For decades, averaging has been a cornerstone of social services, social policy, and our society. So much so that average has become normal, and the individual became abnormal. As a parent of two, it’s even conditioned in me to worry if my children are not developing according to the average milestones, and it’s caused almost every one of us to feel anxiety when our health, social life, or career deviates too far from the average.
Piers Bierne writes in the American Journal of Sociology that by the dawn of the twentieth century, a majority of social scientists and policymakers around the world were making decisions about people based on the average, resulting in our societies becoming standardized. And in a standardized system, consultation process, program, or service, individuality rarely matters. In a world that privileges averages and standardized metrics, programs, and services, tell me, can this federal budget and our social safety nets set everyone up for a flourishing life?
Has our uniqueness become a burden for the system? Do policymakers, grantmakers and service providers really think they can understand individuals by ignoring their individuality? Will budget 2021 deliver us new programs based on old principles of efficiency, standardization and the average person? If so, what good is that?

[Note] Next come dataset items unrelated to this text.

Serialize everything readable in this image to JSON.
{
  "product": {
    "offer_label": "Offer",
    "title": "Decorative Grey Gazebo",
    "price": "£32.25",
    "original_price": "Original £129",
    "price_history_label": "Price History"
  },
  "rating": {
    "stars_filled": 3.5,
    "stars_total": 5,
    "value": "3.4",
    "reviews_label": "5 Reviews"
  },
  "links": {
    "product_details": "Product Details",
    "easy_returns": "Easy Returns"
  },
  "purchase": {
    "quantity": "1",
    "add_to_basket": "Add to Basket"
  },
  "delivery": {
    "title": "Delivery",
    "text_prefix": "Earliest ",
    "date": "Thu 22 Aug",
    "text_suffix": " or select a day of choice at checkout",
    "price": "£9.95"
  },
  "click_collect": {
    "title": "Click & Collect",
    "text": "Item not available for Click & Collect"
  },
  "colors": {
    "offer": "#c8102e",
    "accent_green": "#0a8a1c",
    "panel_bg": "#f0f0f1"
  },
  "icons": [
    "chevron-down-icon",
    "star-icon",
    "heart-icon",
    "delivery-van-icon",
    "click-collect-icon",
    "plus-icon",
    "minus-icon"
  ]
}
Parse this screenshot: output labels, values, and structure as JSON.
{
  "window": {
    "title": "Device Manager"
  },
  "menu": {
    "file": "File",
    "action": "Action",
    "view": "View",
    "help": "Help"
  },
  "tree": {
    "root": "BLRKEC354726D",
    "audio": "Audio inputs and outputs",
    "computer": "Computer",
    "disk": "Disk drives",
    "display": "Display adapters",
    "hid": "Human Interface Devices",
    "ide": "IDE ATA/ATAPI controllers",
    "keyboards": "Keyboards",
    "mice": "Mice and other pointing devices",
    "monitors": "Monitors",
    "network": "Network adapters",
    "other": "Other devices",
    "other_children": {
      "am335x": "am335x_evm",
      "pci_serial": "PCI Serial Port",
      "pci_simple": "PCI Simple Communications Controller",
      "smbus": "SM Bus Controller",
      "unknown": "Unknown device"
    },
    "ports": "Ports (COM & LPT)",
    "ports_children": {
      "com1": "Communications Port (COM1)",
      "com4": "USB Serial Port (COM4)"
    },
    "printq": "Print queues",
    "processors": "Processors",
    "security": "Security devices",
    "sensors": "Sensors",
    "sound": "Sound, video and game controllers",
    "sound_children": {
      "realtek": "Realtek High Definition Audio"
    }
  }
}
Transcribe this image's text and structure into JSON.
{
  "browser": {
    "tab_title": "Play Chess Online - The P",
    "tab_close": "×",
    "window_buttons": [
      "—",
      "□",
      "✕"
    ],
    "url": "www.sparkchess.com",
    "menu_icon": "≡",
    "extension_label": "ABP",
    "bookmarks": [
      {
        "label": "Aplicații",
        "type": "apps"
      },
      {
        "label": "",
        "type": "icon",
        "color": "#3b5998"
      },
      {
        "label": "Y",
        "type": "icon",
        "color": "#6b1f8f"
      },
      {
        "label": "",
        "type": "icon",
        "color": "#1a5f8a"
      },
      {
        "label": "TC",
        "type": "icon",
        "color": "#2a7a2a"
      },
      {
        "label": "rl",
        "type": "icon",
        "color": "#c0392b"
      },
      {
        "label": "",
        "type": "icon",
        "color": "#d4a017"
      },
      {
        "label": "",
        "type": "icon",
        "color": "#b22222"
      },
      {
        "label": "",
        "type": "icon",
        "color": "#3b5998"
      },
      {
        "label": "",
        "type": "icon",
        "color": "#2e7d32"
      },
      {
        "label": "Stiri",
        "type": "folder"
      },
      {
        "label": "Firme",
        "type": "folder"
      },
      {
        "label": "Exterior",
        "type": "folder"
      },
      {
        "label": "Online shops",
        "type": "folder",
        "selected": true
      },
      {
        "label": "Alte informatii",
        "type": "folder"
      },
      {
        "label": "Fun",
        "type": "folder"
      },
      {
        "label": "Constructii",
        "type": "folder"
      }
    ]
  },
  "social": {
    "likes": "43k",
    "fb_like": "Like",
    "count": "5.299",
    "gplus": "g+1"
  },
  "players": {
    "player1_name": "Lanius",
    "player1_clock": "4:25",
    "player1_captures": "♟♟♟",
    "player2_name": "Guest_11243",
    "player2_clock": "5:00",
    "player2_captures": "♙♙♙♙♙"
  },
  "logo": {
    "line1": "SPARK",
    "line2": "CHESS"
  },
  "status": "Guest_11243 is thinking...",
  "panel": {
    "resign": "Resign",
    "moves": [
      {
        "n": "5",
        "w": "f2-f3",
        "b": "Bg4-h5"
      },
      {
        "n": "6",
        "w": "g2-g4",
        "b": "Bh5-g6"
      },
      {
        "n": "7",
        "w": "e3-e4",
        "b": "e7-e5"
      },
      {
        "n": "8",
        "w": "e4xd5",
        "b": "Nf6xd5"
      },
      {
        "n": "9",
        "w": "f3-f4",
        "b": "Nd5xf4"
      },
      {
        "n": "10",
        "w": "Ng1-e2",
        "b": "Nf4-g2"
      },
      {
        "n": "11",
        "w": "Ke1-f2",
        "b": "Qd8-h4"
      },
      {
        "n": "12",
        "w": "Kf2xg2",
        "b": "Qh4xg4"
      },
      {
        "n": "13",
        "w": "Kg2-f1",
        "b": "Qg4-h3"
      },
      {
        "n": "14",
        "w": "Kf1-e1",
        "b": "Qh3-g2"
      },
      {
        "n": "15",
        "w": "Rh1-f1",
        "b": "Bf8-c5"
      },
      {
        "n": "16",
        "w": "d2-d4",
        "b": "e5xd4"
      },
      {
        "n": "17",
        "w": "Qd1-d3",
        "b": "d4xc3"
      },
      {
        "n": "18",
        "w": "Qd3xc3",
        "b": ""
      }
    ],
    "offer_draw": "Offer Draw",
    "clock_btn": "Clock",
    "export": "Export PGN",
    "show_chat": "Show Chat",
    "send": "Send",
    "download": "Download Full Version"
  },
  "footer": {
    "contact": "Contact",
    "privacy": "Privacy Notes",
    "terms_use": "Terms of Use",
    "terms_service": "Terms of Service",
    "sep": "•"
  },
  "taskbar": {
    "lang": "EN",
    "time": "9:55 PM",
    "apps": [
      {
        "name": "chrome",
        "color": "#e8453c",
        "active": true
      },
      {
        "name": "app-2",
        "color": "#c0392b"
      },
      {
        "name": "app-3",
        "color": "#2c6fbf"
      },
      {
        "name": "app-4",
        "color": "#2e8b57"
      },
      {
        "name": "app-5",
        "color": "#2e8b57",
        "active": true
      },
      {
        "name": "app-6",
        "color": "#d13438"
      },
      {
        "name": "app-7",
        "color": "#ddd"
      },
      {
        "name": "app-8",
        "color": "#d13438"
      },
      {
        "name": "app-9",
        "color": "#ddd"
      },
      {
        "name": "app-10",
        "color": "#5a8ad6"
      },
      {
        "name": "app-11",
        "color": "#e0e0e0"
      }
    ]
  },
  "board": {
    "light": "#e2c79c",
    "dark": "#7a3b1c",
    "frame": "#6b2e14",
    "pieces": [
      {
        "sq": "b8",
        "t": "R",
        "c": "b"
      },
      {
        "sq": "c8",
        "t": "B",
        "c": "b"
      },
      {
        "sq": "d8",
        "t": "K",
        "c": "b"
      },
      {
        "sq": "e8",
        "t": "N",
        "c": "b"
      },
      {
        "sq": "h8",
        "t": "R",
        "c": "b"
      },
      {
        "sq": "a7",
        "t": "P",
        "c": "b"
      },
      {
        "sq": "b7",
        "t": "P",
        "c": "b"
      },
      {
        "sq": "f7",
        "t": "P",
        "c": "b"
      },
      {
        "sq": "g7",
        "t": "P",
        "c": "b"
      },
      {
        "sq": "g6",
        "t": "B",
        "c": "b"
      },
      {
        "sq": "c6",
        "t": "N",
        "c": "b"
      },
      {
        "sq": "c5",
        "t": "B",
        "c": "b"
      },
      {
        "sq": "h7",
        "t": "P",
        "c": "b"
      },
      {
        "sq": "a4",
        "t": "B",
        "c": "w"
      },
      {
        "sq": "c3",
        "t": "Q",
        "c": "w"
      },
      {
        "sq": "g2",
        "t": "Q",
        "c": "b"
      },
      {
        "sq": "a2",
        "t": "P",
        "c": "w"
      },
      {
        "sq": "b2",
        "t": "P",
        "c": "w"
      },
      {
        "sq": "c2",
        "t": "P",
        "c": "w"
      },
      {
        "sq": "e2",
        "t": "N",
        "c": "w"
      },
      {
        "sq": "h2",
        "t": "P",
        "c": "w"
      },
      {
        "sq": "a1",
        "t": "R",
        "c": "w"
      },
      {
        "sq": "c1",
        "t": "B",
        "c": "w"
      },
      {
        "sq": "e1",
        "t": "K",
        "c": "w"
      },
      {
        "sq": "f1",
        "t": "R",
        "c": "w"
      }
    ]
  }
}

For insights on these questions, I turned to Gord Tulloch and Sarah Schulman, who have worked in British Columbia’s disability sector for a number of years and recently co-authored a book called ‘The Trampoline Effect: Redesigning our Social Safety Nets’. The book is provocative and is one of my favourite reads so far this year. I hosted Gord and Sarah at Future of Good for an in-depth interview. You can read the condensed version or watch the full interview (trust me, it’s worth watching it in full).
If we want a society in which everyone leads flourishing lives and realizes one’s full potential, then we must create policies, programs and institutions that are responsive to individuality — not the myth of average.